Not sure what is meant by the "correct" answer, as Don's assertion is
correct.

My spliced software was developed over 20 years ago, so needs a complete
rewrite, but the iterative tuning functions it contained worked in a similar
way to that you describe. It would take each call to call block of leads and
score all substitutions of that block using truth, atw, com, music, maximum
blocksize (to reduce long blocks of the same method), method balance, and
composition length. It then kept the best and moved on to the next node,
cycling the composition until it reached a steady state (maximum
improvement). I would then make some manual changes to the composition or
the scoring criteria and try again.

Truth is an interesting score, apparently binary. I found that by counting
the false rows, I could substitute a false block, then see if refining the
rest of the composition would improve (reduce) the falseness score. If it
comes back to zero, keep the result.

One of the things to note is that this process is very sensitive to the
scoring you use. I used a simple ranking of the measures - although that
means that one measure always takes priority over another e.g. ATW over
Music, I would rearrange the ranking to see if any further improvement could
be made without detriment to the overall score (i.e. after steady state is
reached again).

A further problem is that compositions typically contain courses that are
split up across the composition. This means that trying to substitute one
block of leads will be limited because the rest of the course is elsewhere
and the calls constrain the structure. One way of overcoming this I found,
was to use NCR (no course revisited) callings to give complete freedom for
substitution. For example, the calling in the 7 method composition below
contains all sixty in-course courses, each one visited once. 
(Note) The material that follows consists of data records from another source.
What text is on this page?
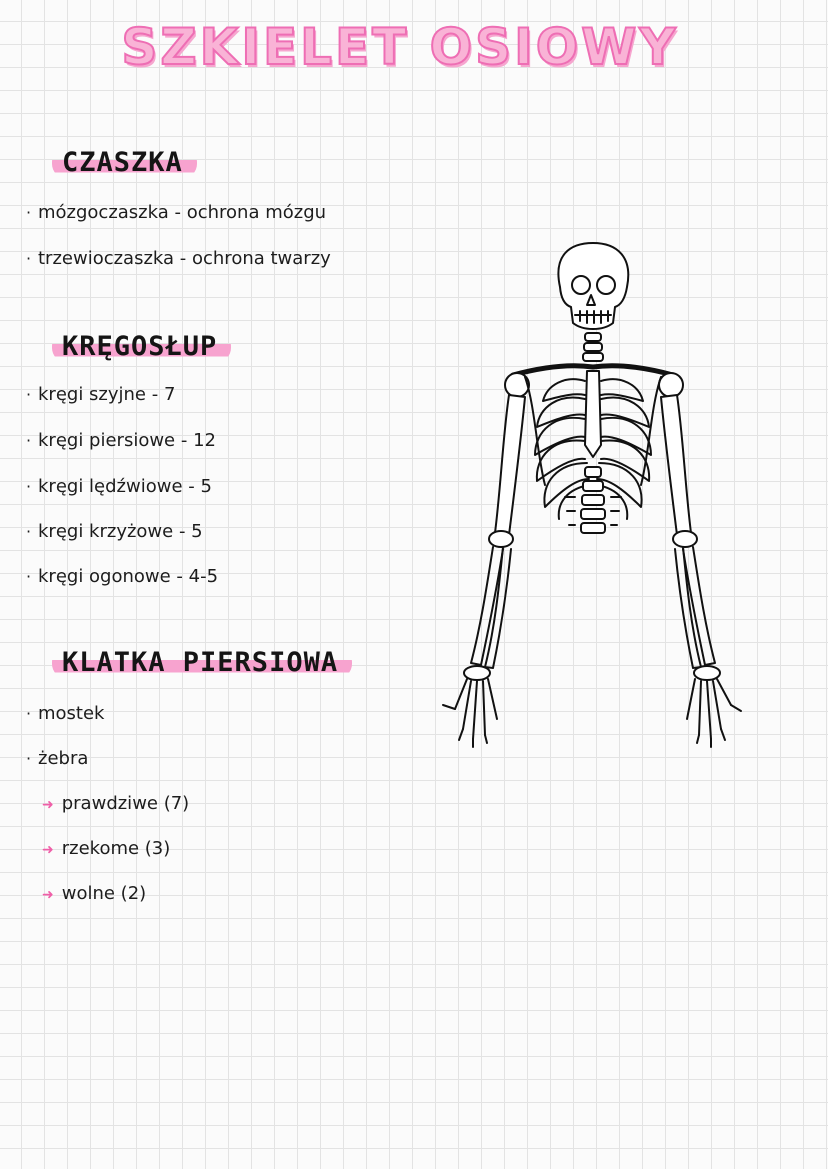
SZKIELET OSIOWY
CZASZKA
· mózgoczaszka - ochrona mózgu
· trzewioczaszka - ochrona twarzy
KRĘGOSŁUP
· kręgi szyjne - 7
· kręgi piersiowe - 12
· kręgi lędźwiowe - 5
· kręgi krzyżowe - 5
· kręgi ogonowe - 4-5
KLATKA PIERSIOWA
· mostek
· żebra
➜ prawdziwe (7)
➜ rzekome (3)
➜ wolne (2)
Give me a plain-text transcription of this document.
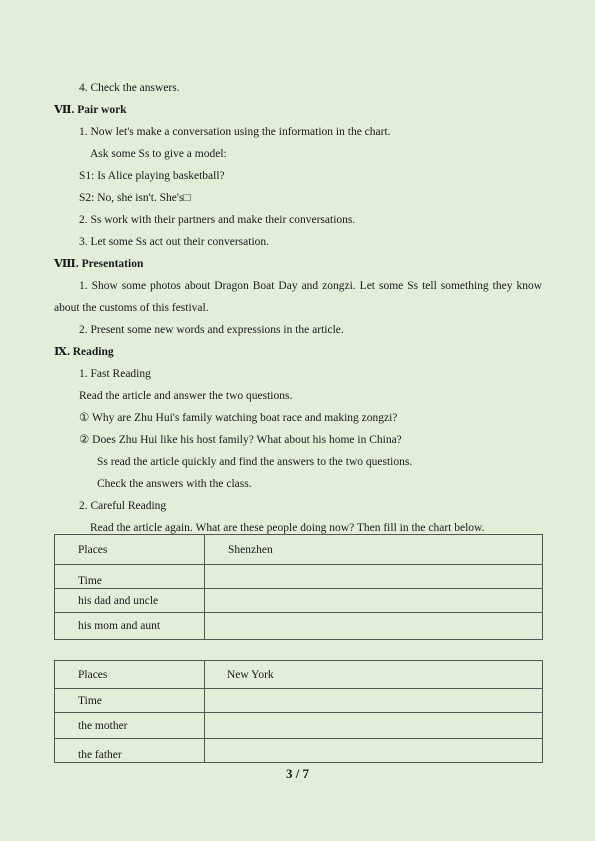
4. Check the answers.
Ⅶ. Pair work
1. Now let's make a conversation using the information in the chart.
Ask some Ss to give a model:
S1: Is Alice playing basketball?
S2: No, she isn't. She's□
2. Ss work with their partners and make their conversations.
3. Let some Ss act out their conversation.
Ⅷ. Presentation
1. Show some photos about Dragon Boat Day and zongzi. Let some Ss tell something they know about the customs of this festival.
2. Present some new words and expressions in the article.
Ⅸ. Reading
1. Fast Reading
Read the article and answer the two questions.
① Why are Zhu Hui's family watching boat race and making zongzi?
② Does Zhu Hui like his host family? What about his home in China?
Ss read the article quickly and find the answers to the two questions.
Check the answers with the class.
2. Careful Reading
Read the article again. What are these people doing now? Then fill in the chart below.
Places	Shenzhen
Time	
his dad and uncle	
his mom and aunt	
Places	New York
Time	
the mother	
the father	
3 / 7
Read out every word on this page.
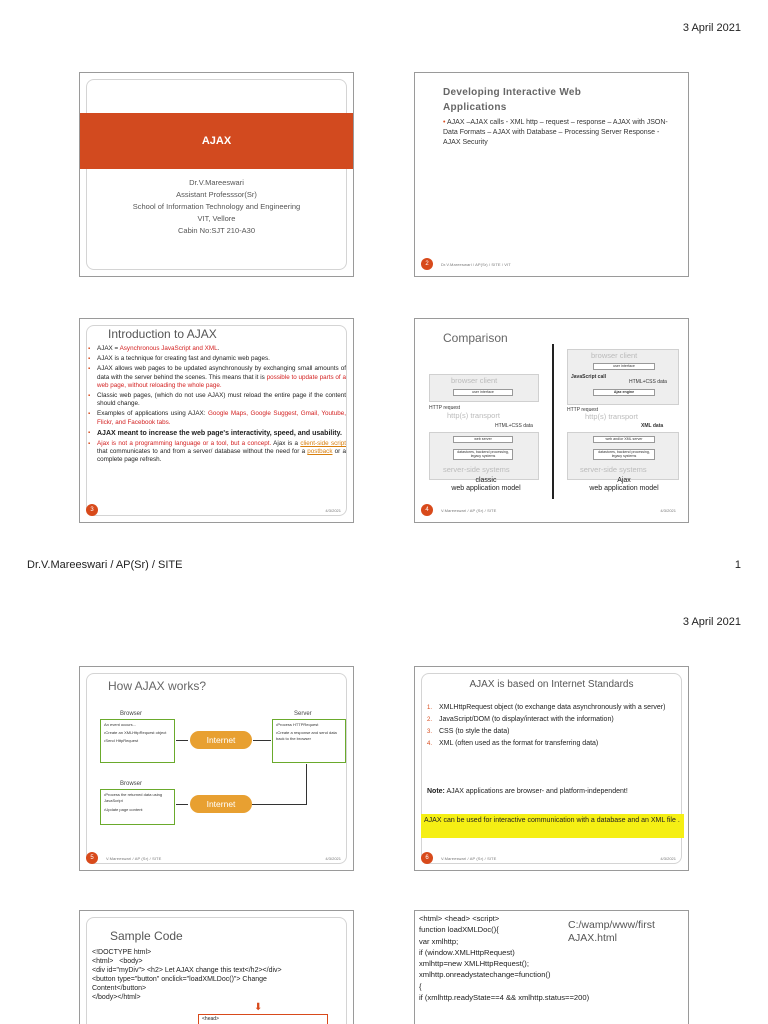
3 April 2021
AJAX
Dr.V.Mareeswari
Assistant Professsor(Sr)
School of Information Technology and Engineering
VIT, Vellore
Cabin No:SJT 210-A30
Developing Interactive Web
Applications
• AJAX –AJAX calls - XML http – request – response – AJAX with JSON- Data Formats – AJAX with Database – Processing Server Response - AJAX Security
2	Dr.V.Mareeswari / AP(Sr) / SITE / VIT
Introduction to AJAX
▪ AJAX = Asynchronous JavaScript and XML.
▪ AJAX is a technique for creating fast and dynamic web pages.
▪ AJAX allows web pages to be updated asynchronously by exchanging small amounts of data with the server behind the scenes. This means that it is possible to update parts of a web page, without reloading the whole page.
▪ Classic web pages, (which do not use AJAX) must reload the entire page if the content should change.
▪ Examples of applications using AJAX: Google Maps, Google Suggest, Gmail, Youtube, Flickr, and Facebook tabs.
▪ AJAX meant to increase the web page's interactivity, speed, and usability.
▪ Ajax is not a programming language or a tool, but a concept. Ajax is a client-side script that communicates to and from a server/ database without the need for a postback or a complete page refresh.
3	4/3/2021
Comparison
browser client
user interface
HTTP request
http(s) transport
HTML+CSS data
web server
datastores, backend processing, legacy systems
server-side systems
classic
web application model
browser client
user interface
JavaScript call
HTML+CSS data
Ajax engine
HTTP request
http(s) transport
XML data
web and/or XML server
datastores, backend processing, legacy systems
server-side systems
Ajax
web application model
4	V.Mareeswari / AP (Sr) / SITE	4/3/2021
Dr.V.Mareeswari / AP(Sr) / SITE	1
3 April 2021
How AJAX works?
Browser
An event occurs...
•Create an XMLHttpRequest object
•Send HttpRequest	Internet
Server
•Process HTTPRequest
•Create a response and send data back to the browser
Internet
Browser
•Process the returned data using JavaScript
•Update page content
5	V.Mareeswari / AP (Sr) / SITE	4/3/2021
AJAX is based on Internet Standards
1. XMLHttpRequest object (to exchange data asynchronously with a server)
2. JavaScript/DOM (to display/interact with the information)
3. CSS (to style the data)
4. XML (often used as the format for transferring data)
Note: AJAX applications are browser- and platform-independent!
AJAX can be used for interactive communication with a database and an XML file .
6	V.Mareeswari / AP (Sr) / SITE	4/3/2021
Sample Code
<!DOCTYPE html>
<html>   <body>
<div id="myDiv"> <h2> Let AJAX change this text</h2></div>
<button type="button" onclick="loadXMLDoc()"> Change
Content</button>
</body></html>
⬇
<head>
<html> <head> <script>
function loadXMLDoc(){
var xmlhttp;
if (window.XMLHttpRequest)
xmlhttp=new XMLHttpRequest();
xmlhttp.onreadystatechange=function()
{
if (xmlhttp.readyState==4 && xmlhttp.status==200)
C:/wamp/www/first
AJAX.html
http://www.changeringing.co.uk/ssmajor.htm#5024-7m2

All the work can be achieved by refining a random composition, but the more
methods you add, the harder that gets. Obviously it depends on the methods,
but the maximum I got was 14, without deliberately searching for alternative
methods that would work better. I plan in my software rewrite (when I get
round to it) to identify atw sets i.e. a minimum set (preferably 7 leads in
Major) across different courses that give atw for a method. You then repeat
this for each method, then lock those leads and refine the composition
around them for music and other criteria.

Graham